NCICD - Jakarta: coastal protection and urban development

Jakarta is used to flooding in the rainy season. In North Jakarta, flooding is set to become the worst in the area due to land subsidence. The average rate of subsidence is 7.5 centimetres per year, but in some coastal areas a subsidence rate of 17 centimetres per year has been measured. This will lead to flooding that will cause damage running into millions of dollars. However, the worst aspect is the fact that the safety of 10 million inhabitants and the sustainable economic development of Indonesia’s national capital are at stake. Indonesia needs to rise to this enormous challenge in order to protect the Jakarta metropolitan area against permanent flooding. Long-term investment is therefore needed to solve this problem.

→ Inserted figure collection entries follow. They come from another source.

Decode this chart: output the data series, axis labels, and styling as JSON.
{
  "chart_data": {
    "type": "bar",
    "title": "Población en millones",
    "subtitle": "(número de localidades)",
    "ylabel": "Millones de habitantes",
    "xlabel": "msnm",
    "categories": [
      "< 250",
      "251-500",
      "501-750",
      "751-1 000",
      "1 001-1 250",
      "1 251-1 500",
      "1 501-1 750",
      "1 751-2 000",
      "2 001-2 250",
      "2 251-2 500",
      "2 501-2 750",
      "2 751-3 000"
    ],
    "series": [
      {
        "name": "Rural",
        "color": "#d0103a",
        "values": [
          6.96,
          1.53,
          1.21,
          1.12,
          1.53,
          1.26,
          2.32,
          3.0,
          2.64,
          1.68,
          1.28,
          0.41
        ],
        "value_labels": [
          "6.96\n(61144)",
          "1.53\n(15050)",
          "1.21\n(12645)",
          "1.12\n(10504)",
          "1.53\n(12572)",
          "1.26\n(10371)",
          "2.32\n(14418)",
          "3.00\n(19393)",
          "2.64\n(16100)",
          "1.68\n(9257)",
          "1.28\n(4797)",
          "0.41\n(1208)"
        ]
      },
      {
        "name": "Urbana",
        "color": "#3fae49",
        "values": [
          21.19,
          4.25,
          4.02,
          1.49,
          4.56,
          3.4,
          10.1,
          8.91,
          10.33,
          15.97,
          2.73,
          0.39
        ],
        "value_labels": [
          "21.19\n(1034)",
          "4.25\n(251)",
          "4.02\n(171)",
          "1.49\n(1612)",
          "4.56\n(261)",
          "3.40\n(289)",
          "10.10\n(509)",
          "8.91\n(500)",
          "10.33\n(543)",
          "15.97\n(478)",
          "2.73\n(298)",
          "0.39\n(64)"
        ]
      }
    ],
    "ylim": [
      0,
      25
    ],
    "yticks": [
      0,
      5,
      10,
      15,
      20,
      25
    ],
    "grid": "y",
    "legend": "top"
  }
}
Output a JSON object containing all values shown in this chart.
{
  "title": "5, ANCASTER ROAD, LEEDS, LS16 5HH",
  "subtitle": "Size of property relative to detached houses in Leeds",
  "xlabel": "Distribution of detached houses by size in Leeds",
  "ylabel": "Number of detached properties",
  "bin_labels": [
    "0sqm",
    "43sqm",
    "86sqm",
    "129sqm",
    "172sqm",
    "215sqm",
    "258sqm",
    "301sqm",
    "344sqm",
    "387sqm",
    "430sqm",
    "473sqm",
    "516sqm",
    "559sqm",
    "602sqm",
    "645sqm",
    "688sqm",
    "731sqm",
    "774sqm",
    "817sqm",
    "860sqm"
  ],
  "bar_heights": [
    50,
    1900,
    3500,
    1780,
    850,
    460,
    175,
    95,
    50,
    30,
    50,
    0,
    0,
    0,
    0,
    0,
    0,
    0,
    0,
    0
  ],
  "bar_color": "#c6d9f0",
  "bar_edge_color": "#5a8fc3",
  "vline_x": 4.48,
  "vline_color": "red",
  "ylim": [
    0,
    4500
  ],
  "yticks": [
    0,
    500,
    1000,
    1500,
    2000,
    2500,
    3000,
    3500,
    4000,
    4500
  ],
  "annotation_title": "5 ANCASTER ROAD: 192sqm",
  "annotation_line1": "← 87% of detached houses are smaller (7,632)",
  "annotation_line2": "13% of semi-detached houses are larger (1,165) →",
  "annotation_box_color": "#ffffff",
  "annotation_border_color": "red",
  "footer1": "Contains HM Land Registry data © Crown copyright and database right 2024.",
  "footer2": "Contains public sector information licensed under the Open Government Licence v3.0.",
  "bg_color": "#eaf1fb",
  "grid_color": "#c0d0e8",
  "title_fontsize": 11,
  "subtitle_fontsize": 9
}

National Capital Integrated Coastal Development (NCICD) is a mega-project which follows on from the Jakarta Coastal Defence Strategy Project (JCDS) in responding to the urgency of the extreme land subsidence that is happening in the northern part of Jakarta. Its objective is to reduce and prevent floods in the national capital by building three lines of sea defences which will be completed in a period of 20-30 years.

Not only does NCICD aim to provide a solution for the long-term protection of Greater Jakarta against flooding from the sea, but it also provides much more than that: it creates new space in the national capital for over 1.5 million people from all income classes in response to the limited space available in the Jakarta area by providing seaward expansion in a planned manner. It also helps to solve the current connectivity problems in West Java and Banten and addresses many of their current environmental problems. 

Since january 2017 the NCICD project entered its second development stage which should lead to the final investment decision in 2018. In NCICD-2 teams from Korea and Japan joined the consortium under Witteveen+Bos management.